Василий Перов. Его жизнь и художественная деятельность | страница 42



Непримирим, как видите на картине, один Никита, который уже хватил крестом по лицу архиерея и из себя рвется запечатлеть тем же патриарха. С этим человеком уже нечего и не о чем говорить, – ему нужны не уступки, мирящие совесть верующих, а ему нужны распря и бой за преобладание его партии. Он один и вождь, и политик всего движения. Фанатики с ним, конечно, есть, и чрезвычайно типичные, очень похожие на идолопоклонников; но это все хвост, который Никита может откинуть в какую ему угодно сторону. Пусть они тычут вверх иконы и книги, но он все это может „замирить“, если захочет. Всех безжалостнее и спокойнее стоят за своими аналоями иноки. Два из них еще что-то доказывают, но очень спокойно, а третий справа уже приумолк. Он задумался и, выслушав доводы и уступки, не знает, стоит ли о чем дальше спорить? И не о чем, действительно, было бы спорить, если бы это было дело церковное, а не дело партии придворных интриганов, которые выпускали таких бойцов, как Никита. Все было подогреваемо ими и без них все пришло бы к тому покою, в котором смежил свои уста инок, стоящий справа за аналоем. В этих трех фигурах, в Никите, в Софье и в умолкшем иноке, читается вся драма. Оробевший и, по-видимому, дрожащий патриарх, пересеменивающий слабой рукой по цепи своей Панагии, репрезентует церковь. Авторитетная власть без всякой силы животворящей идеи. Ее можно и не брать в расчет. Понимают дело только уставший монах, Никита да Софья. Монаху все равно, что сделать, – он пойдет, где „трапезнее“, к староверам или к нововерам. Правительство, в лице Софьи, яснее всех видит, что интрига затеяла с ним долгую распрю и осенила ее священным стягом веры. Оно презирает эту действительно достойную презрения интригу, готовую играть судьбой государства, и решает не дать ей потачки. Интрига лезет на все, потому что ей уже нечего терять и у нее нет никаких путей отступления. В общем же все это является как какой-то исторический фатум.
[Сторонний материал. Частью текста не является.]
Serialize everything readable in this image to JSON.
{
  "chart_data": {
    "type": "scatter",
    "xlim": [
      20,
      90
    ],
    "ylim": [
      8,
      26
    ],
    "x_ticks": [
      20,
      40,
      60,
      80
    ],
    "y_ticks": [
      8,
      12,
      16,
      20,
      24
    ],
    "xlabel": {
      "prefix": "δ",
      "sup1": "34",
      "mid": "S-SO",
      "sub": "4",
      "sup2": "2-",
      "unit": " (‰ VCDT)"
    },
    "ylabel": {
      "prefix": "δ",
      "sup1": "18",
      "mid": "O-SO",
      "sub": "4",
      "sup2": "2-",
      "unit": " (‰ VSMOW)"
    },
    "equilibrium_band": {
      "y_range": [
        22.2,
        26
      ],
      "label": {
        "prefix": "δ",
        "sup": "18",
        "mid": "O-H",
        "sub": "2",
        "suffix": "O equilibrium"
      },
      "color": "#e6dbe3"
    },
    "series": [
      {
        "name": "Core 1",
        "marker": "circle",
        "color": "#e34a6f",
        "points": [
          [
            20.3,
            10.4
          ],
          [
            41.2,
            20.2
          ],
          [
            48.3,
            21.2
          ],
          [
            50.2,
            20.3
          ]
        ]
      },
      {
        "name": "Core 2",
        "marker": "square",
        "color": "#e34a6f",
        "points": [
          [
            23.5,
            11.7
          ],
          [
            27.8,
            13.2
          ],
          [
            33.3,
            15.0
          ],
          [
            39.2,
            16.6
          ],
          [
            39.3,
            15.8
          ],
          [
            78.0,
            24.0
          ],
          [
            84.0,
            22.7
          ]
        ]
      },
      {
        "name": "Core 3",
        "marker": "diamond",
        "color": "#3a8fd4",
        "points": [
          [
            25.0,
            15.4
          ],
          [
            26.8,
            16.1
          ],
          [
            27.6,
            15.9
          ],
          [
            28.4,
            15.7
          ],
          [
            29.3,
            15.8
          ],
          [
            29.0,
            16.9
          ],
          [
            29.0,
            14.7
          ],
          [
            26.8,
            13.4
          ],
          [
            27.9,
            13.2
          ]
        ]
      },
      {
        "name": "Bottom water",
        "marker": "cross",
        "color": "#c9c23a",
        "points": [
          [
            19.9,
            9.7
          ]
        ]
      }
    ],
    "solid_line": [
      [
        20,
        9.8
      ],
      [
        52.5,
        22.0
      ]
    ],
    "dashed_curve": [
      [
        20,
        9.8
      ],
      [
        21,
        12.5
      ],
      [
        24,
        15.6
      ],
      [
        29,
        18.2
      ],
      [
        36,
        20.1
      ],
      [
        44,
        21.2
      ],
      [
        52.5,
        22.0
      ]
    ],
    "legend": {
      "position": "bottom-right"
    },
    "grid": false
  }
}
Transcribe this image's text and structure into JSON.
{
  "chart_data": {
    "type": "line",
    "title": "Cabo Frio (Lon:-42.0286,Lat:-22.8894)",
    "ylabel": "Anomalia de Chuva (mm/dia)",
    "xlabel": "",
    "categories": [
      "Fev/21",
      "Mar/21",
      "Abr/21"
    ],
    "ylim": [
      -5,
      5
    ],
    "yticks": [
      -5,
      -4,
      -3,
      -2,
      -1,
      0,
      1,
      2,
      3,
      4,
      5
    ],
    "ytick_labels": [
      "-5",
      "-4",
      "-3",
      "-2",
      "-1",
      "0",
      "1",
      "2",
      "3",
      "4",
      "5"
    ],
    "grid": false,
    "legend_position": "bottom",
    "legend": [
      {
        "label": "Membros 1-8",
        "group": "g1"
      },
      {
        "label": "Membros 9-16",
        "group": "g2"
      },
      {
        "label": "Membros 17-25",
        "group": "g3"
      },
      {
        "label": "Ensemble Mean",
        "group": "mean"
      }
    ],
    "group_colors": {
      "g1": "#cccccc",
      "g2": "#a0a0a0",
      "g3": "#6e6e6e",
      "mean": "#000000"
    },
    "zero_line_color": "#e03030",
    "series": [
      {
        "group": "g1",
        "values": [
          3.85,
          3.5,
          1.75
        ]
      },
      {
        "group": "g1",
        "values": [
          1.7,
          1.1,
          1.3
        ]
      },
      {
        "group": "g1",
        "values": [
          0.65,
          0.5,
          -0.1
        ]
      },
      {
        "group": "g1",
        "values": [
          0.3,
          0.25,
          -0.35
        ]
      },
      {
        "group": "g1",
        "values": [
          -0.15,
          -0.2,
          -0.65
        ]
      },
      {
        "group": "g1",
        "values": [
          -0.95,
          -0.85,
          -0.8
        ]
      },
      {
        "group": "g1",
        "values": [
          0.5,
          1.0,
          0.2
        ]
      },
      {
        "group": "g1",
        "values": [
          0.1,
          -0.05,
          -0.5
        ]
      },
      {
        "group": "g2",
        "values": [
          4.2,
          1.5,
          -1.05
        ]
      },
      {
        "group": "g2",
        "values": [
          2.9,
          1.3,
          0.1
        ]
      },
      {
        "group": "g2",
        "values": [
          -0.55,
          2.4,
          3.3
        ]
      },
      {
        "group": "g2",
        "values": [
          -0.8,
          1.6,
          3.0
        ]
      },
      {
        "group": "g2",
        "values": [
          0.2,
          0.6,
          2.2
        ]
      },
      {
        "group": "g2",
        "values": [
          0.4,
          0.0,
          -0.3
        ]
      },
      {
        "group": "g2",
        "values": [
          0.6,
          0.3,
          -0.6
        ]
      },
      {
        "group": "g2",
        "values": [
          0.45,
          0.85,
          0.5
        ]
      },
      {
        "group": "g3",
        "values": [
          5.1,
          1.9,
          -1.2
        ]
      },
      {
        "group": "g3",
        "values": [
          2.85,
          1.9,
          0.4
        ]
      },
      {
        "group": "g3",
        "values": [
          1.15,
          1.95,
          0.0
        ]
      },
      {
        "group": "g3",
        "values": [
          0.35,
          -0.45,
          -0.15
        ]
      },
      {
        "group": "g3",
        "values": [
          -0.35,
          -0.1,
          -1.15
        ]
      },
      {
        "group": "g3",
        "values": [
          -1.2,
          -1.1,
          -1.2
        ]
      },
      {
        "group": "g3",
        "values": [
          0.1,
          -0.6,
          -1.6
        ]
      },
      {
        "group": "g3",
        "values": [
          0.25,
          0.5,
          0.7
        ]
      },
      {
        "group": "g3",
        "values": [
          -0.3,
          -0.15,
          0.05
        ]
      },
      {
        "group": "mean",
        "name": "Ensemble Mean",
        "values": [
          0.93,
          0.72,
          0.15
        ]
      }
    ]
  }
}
В картине есть, кажется, лицо, назначенное выражать собой и самую пройдошескую московскую интригу. Мне думается, будто это тот коварный толстяк, который держит Пустосвята за одежду. Всмотритесь в его лицо; не говорит ли он: „Оставь, отче, – мы его вдругорядь доспеем“.

Может быть, я и ошибаюсь, но ведь так чувствуется, когда я всматриваюсь в это жирное, бесчестное лицо с отливом кощунственной набожности и предательского коварства. И потому я гляжу на эту картину как на проникновение в самую задушевную суть исторического момента, который она изображает».